The neuromedin U (NmU) and neuromedin S (NmS), neuropeptides, from various species share the greatest homology in their C-terminal regions. Both NmU and NmS share the seven residues located in the C terminus of their sequence, including the amidation of the C-terminal amino acids. Two family A G protein-coupled receptors have been identified for these peptides; NMU1 and NMU2. Both receptors have high affinity for both ligands but the differential expression of receptors and ligands may dictate what they do. Both receptors can signal through Gαq/11 and Gαi/o, leading to increases in intracellular [Ca2+]i and pertussis toxin-sensitive inhibition of adenylyl cyclase activity, respectively.

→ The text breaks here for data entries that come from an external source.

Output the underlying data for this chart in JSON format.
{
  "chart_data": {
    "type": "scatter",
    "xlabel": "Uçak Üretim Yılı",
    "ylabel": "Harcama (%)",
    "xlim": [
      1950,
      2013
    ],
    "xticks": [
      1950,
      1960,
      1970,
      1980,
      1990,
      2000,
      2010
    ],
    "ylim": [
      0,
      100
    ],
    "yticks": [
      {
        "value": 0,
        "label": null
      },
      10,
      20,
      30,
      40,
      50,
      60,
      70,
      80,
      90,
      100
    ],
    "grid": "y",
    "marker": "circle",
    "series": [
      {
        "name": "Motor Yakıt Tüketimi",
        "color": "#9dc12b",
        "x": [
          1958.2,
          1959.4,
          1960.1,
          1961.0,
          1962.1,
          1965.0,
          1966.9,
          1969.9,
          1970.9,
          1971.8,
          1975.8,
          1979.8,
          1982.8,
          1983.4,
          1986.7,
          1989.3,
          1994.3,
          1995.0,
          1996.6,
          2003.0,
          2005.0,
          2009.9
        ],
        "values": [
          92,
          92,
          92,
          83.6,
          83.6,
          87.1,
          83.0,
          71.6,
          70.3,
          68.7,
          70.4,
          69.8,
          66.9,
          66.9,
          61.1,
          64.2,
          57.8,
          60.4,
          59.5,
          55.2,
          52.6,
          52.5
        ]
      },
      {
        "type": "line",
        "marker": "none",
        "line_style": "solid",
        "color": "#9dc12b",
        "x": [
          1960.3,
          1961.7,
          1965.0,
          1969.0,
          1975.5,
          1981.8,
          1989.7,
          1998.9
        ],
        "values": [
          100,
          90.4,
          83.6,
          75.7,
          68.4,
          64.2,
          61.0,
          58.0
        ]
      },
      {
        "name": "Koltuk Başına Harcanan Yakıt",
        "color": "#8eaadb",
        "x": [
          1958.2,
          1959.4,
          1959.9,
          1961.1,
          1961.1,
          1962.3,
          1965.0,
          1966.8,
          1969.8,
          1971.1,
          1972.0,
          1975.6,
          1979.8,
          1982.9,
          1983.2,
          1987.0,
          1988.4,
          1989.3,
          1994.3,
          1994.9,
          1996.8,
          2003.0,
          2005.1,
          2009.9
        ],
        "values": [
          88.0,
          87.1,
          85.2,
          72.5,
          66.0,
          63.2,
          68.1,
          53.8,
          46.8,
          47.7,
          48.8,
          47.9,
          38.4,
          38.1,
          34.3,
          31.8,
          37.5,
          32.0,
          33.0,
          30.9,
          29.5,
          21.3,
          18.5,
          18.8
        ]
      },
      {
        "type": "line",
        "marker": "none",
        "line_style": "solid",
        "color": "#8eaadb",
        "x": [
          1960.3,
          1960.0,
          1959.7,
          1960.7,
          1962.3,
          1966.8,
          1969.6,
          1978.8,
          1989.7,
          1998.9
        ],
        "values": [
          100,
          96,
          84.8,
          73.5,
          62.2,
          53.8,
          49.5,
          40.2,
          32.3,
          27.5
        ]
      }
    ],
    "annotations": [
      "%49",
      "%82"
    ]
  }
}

Data presented here demonstrate that following desensitisation of NMU2, re-sensitisation is dependent on receptor internalisation, endosomal acidification and receptor recycling. Re-sensitisation is also dependent on endothelin converting enzyme-1 (ECE-1) activity, most likely through proteolysis of NmU in endosomes, which may facilitate disassociation of receptor-β-arrestin complexes resulting in NMU2 recycling and re-sensitisation. In addition to Ca2+ release, NMUs activate extracellular signal-regulated kinase (ERK) and it is possible that this may involve a number of different mechanisms. This study shows that human (h) NmU-25 and hNmS-33 evoke time- and concentration-dependent activation of ERK by NMU2. In experiments in which the free ligand was removed following a 5 minute stimulation, hNmS-33 provoked prolonged activation of ERK whereas ERK activation returned to basal level following hNmU-25. In these experiments, the ECE-1 inhibitor, SM19712, prolonged ERK activation following hNmU. Knockdown of either β-arrestin-1 or -2 with siRNA and, in particular, combined isoformic knockdown reduced re-sensitisation of Ca2+ signalling by NMU2 following desensitisation with either ligand. Knockdown of β-arrestins-1 and -2 individually or in combination significantly enhanced and extended the duration of NmU-mediated ERK activation, but had a much more limited impact on hNmS-33-mediated ERK activation. The current study indicates that ERK is likely regulated by G-protein-dependent mechanisms, mainly through Gαq, with little evidence for a role for G-protein-independent mechanisms.